Special assistant U.S. attorney Aaron Zelinsky, who handled several of the most prominent cases in the special counsel’s probe, resigned Tuesday amid turmoil surrounding a prison sentence recommendation for Trump confidant Roger Stone.
Zelinsky filed a notice withdrawing from the case with Judge Amy Berman Jackson, who oversaw Stone’s trial.
The filing also says that Zelinsky “resigned effective immediately” as a special assistant U.S. attorney.
Hours before the resignation, a senior Justice Department official told reporters that the agency plans to revise federal prosecutors’ recommendation that Stone serve up to nine years in prison on false statements and witness tampering charges.
Federal prosecutors in Washington, D.C., recommended that Stone serve between 87 and 108 months in prison on the charges.
President Donald Trump blasted the recommendation in a series of tweets early Tuesday morning, and indicated he is considering a pardon for Stone.
He called the recommendation “disgraceful,” and said he “cannot allow this miscarriage of justice.”
A Justice Department official issued a surprising rebuke of the D.C. attorney’s offices’ recommendation, calling it “extreme, excessive and grossly disproportionate.”
The official also said the recommendation was “not what had been briefed to the Department.”

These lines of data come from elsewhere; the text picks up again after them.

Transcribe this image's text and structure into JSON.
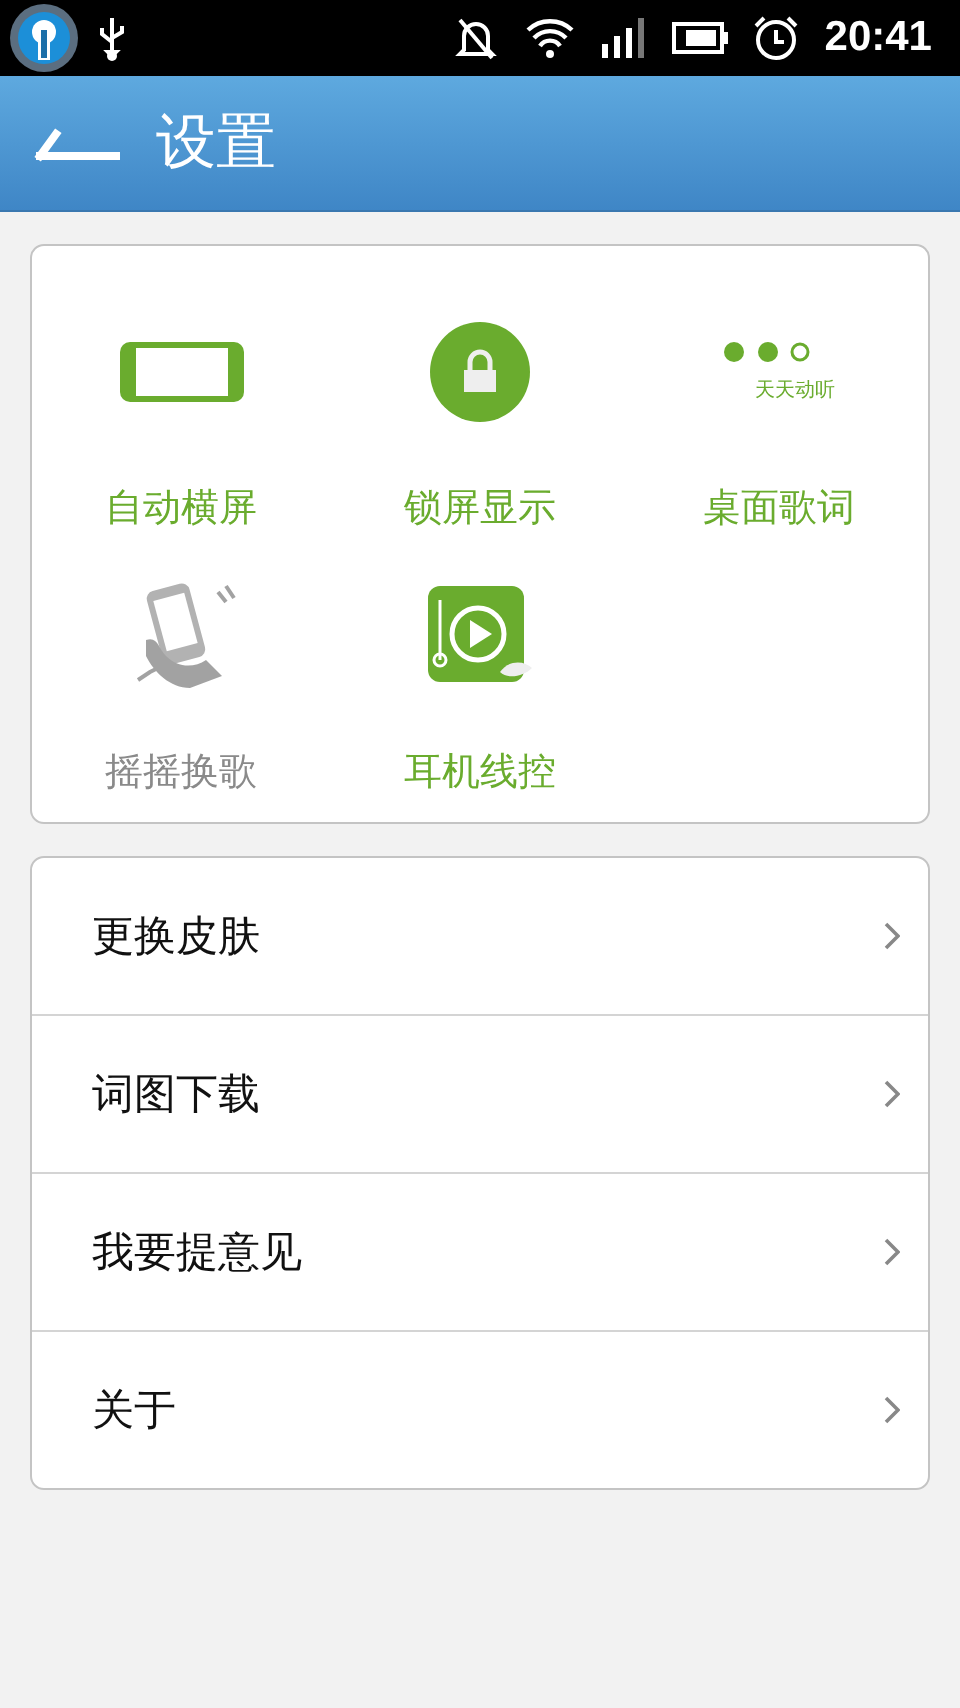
{
  "status_bar": {
    "time": "20:41"
  },
  "header": {
    "title": "设置"
  },
  "toggles": [
    {
      "kind": "rotate",
      "label": "自动横屏",
      "on": true
    },
    {
      "kind": "lock",
      "label": "锁屏显示",
      "on": true
    },
    {
      "kind": "lyrics",
      "label": "桌面歌词",
      "on": true,
      "icon_text": "天天动听"
    },
    {
      "kind": "shake",
      "label": "摇摇换歌",
      "on": false
    },
    {
      "kind": "headset",
      "label": "耳机线控",
      "on": true
    }
  ],
  "menu": [
    {
      "label": "更换皮肤"
    },
    {
      "label": "词图下载"
    },
    {
      "label": "我要提意见"
    },
    {
      "label": "关于"
    }
  ]
}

The Justice Department did not respond to a request for comment about Zelinsky’s withdrawal and resignation.
Zelinsky worked on several components of the sprawling special counsel’s probe. He was involved in the prosecution of former Trump campaign aide George Papadopoulos. In the Stone probe, Zelinsky interviewed and investigated Randy Credico and Jerome Corsi, two Stone associates who prosecutors suspected might have been a link between Stone and WikiLeaks.
Witnesses and attorneys who dealt with Zelinsky described him to the Daily Caller News Foundation as among the most aggressive prosecutors they dealt with on the special counsel’s team.